Two people from Kind Of Blue after about a year did make an impact on me. These two people were Bill Evans and the other was John Coltrane. Both had great music ahead of them. Sadly, Coltrane did not last another decade, but his music was great and prolific. I stumbled up both Bill Evans and John Coltrane at the library also. I picked up their music and quickly listened to what they had to say. Both have some great stuff and I did feature them in the blog so check out those posts when you have some time. Bill Evans is still one of my favorite piano players. John Coltrane is also one of my favorite saxophone players too. The music is far cry of what they made in that Columbia studio in March and April of 1959.

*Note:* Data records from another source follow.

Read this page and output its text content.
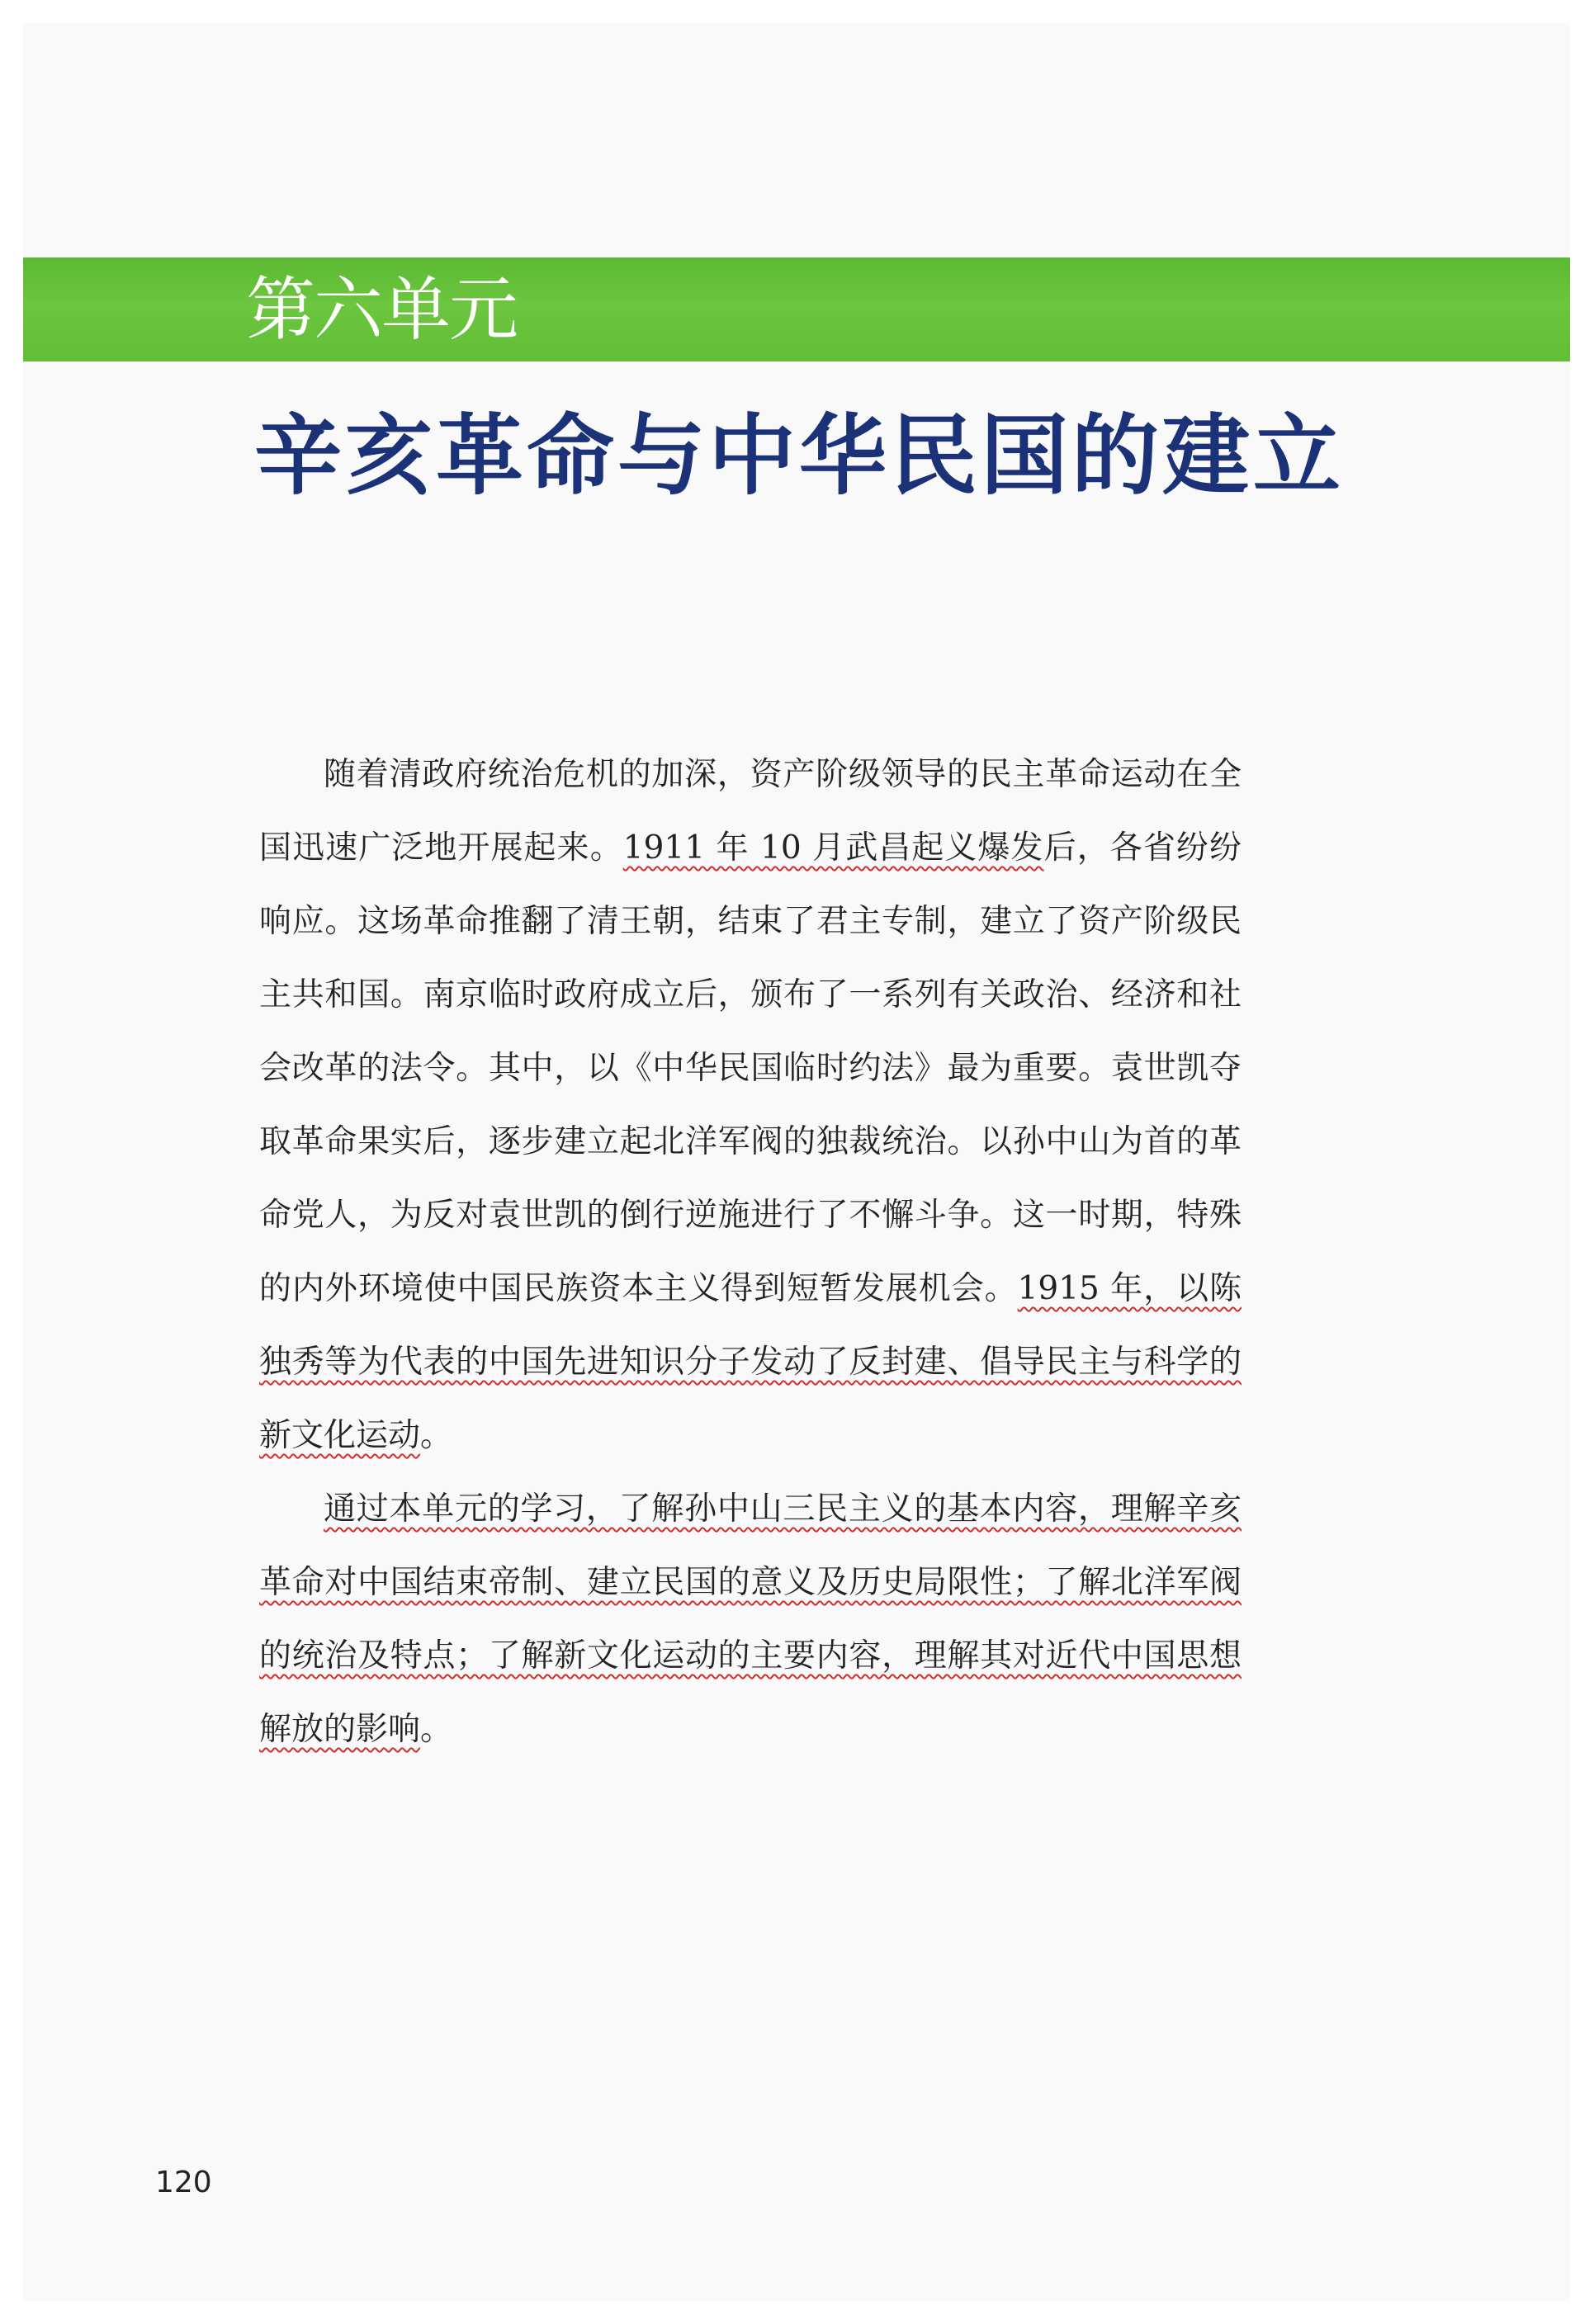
第六单元
辛亥革命与中华民国的建立

随着清政府统治危机的加深，资产阶级领导的民主革命运动在全国迅速广泛地开展起来。1911 年 10 月武昌起义爆发后，各省纷纷响应。这场革命推翻了清王朝，结束了君主专制，建立了资产阶级民主共和国。南京临时政府成立后，颁布了一系列有关政治、经济和社会改革的法令。其中，以《中华民国临时约法》最为重要。袁世凯夺取革命果实后，逐步建立起北洋军阀的独裁统治。以孙中山为首的革命党人，为反对袁世凯的倒行逆施进行了不懈斗争。这一时期，特殊的内外环境使中国民族资本主义得到短暂发展机会。1915 年，以陈独秀等为代表的中国先进知识分子发动了反封建、倡导民主与科学的新文化运动。

通过本单元的学习，了解孙中山三民主义的基本内容，理解辛亥革命对中国结束帝制、建立民国的意义及历史局限性；了解北洋军阀的统治及特点；了解新文化运动的主要内容，理解其对近代中国思想解放的影响。

120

After hearing Kind of Blue I went to seek out other Miles Davis albums. The next one I went hunting for was Bitches Brew. With hearing nothing except told to listen to it by a friend I bought the two tape set for a whopping $15.00 (a poor high school kid like myself). I put in my tape player and realized it was far different then what I was used to hearing. The simple saxophone and piano was replaced by organ, electric piano, electric bass and a lot of other things. The other thing that was noticed was the the music was longer which intern made the album longer. An hour and half worth of music. I got myself a treat.

The music of Bitches Brew also had a full load of musicians that I would admire and listen to. These included John McLaughlin, Dave Holland, Chick Corea, Keith Jarrett, Wayne Shorter, Lenny White, Jack DeJohnette and others. a few of these people are in some of the posts I have written about. All these people that I mention above have at least one album that I would listen to again and again. Even the musicians I did not name also have been influenced in my musical listening.

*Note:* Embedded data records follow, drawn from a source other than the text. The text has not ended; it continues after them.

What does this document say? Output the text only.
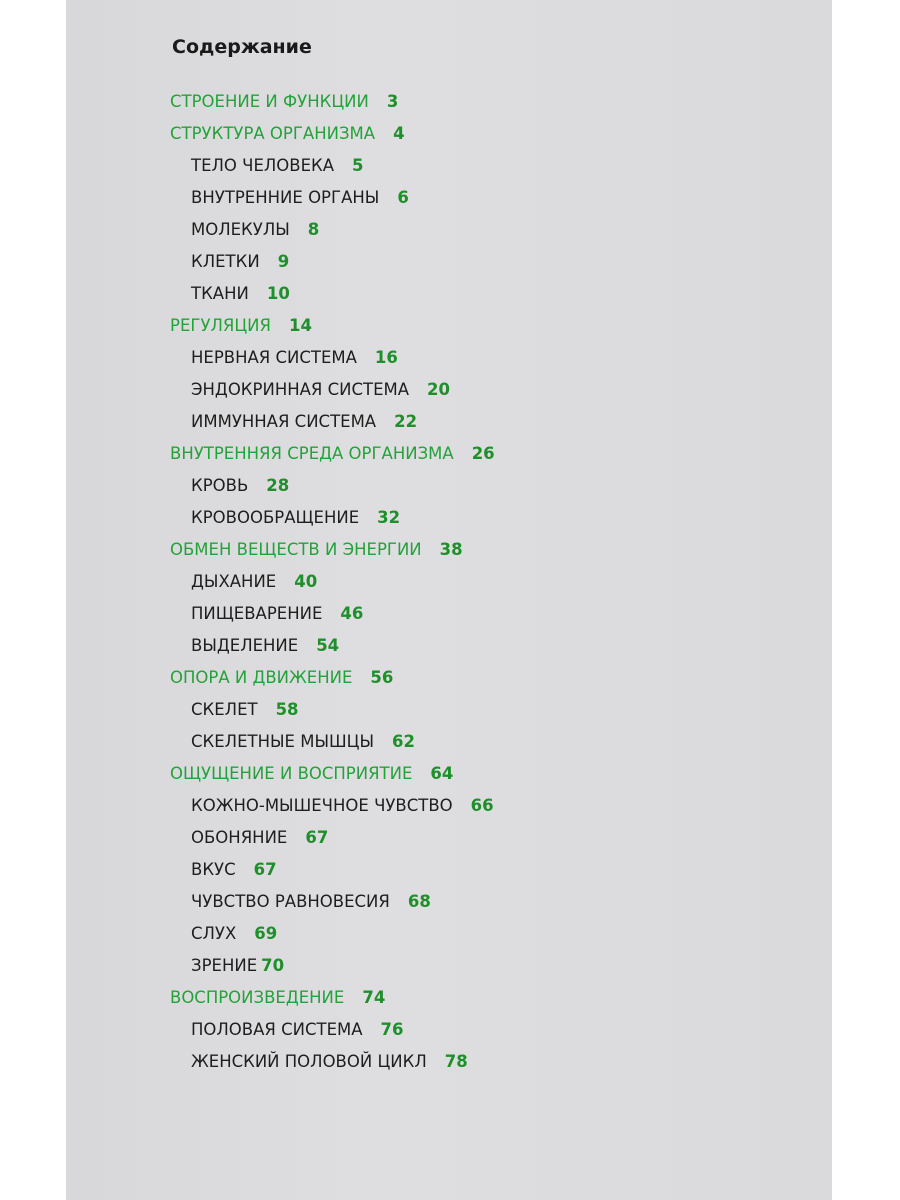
Содержание
СТРОЕНИЕ И ФУНКЦИИ 3
СТРУКТУРА ОРГАНИЗМА 4
ТЕЛО ЧЕЛОВЕКА 5
ВНУТРЕННИЕ ОРГАНЫ 6
МОЛЕКУЛЫ 8
КЛЕТКИ 9
ТКАНИ 10
РЕГУЛЯЦИЯ 14
НЕРВНАЯ СИСТЕМА 16
ЭНДОКРИННАЯ СИСТЕМА 20
ИММУННАЯ СИСТЕМА 22
ВНУТРЕННЯЯ СРЕДА ОРГАНИЗМА 26
КРОВЬ 28
КРОВООБРАЩЕНИЕ 32
ОБМЕН ВЕЩЕСТВ И ЭНЕРГИИ 38
ДЫХАНИЕ 40
ПИЩЕВАРЕНИЕ 46
ВЫДЕЛЕНИЕ 54
ОПОРА И ДВИЖЕНИЕ 56
СКЕЛЕТ 58
СКЕЛЕТНЫЕ МЫШЦЫ 62
ОЩУЩЕНИЕ И ВОСПРИЯТИЕ 64
КОЖНО-МЫШЕЧНОЕ ЧУВСТВО 66
ОБОНЯНИЕ 67
ВКУС 67
ЧУВСТВО РАВНОВЕСИЯ 68
СЛУХ 69
ЗРЕНИЕ 70
ВОСПРОИЗВЕДЕНИЕ 74
ПОЛОВАЯ СИСТЕМА 76
ЖЕНСКИЙ ПОЛОВОЙ ЦИКЛ 78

After a few years of getting into the last part of Miles Davis career I realized that he then too had musicians that were famous too. He added people like Mike Stern, John Scofield, Kenny Garrett, Mino Cinelu, and Marilyn Mazur just to name a few. These people I also listen to with great interest. These musicans continue to perform to this day and at one point a few of these will get their own blog posts. The period of the 1980's for Miles was tough and you could see his past mistakes had caught up to him. Too bad to, because I wish I saw him like a few of my friends.

I made the mistake that I missed a period of Miles Davis that I should have went back to in the first place. The era of the Mid 1960's. At that the time of listening to the 1980's stuff a friend handed me a tape called E.S.P. He told me that was that this was the most influential of the Miles Davis. He also told me that the alum on this album are the ones I should pay attention to. It was the Herbie Hancock, Ron Carter, Tony Williams and Wayne Shorter that changed the course of Jazz forever. After hearing E.S.P. I soon realized that I needed to listen a lot more closely to his music.

All in all if you really want to study the history of Jazz you should start with Miles Davis's alumni. There are so many different styles and ideas with all these great musicians. I do not even know where to start or point to a direction. Miles had great music because he had great people backing him. They learned from him and from there they too intern made great stuff. Take a listen and tell me what you think. If you need suggestions let me know, but I will tell you the music that you hear from a Herbie Hancock or Wayne Shorter or Dave Holland or even a Keith Jarrett or John McLaughlin does not need any introduction. Their music is the stuff of what makes it all great and unique. Enjoy what Miles Davis liked in their music and enjoy the fact that the music of the legacy will stand the test of time. Enjoy!!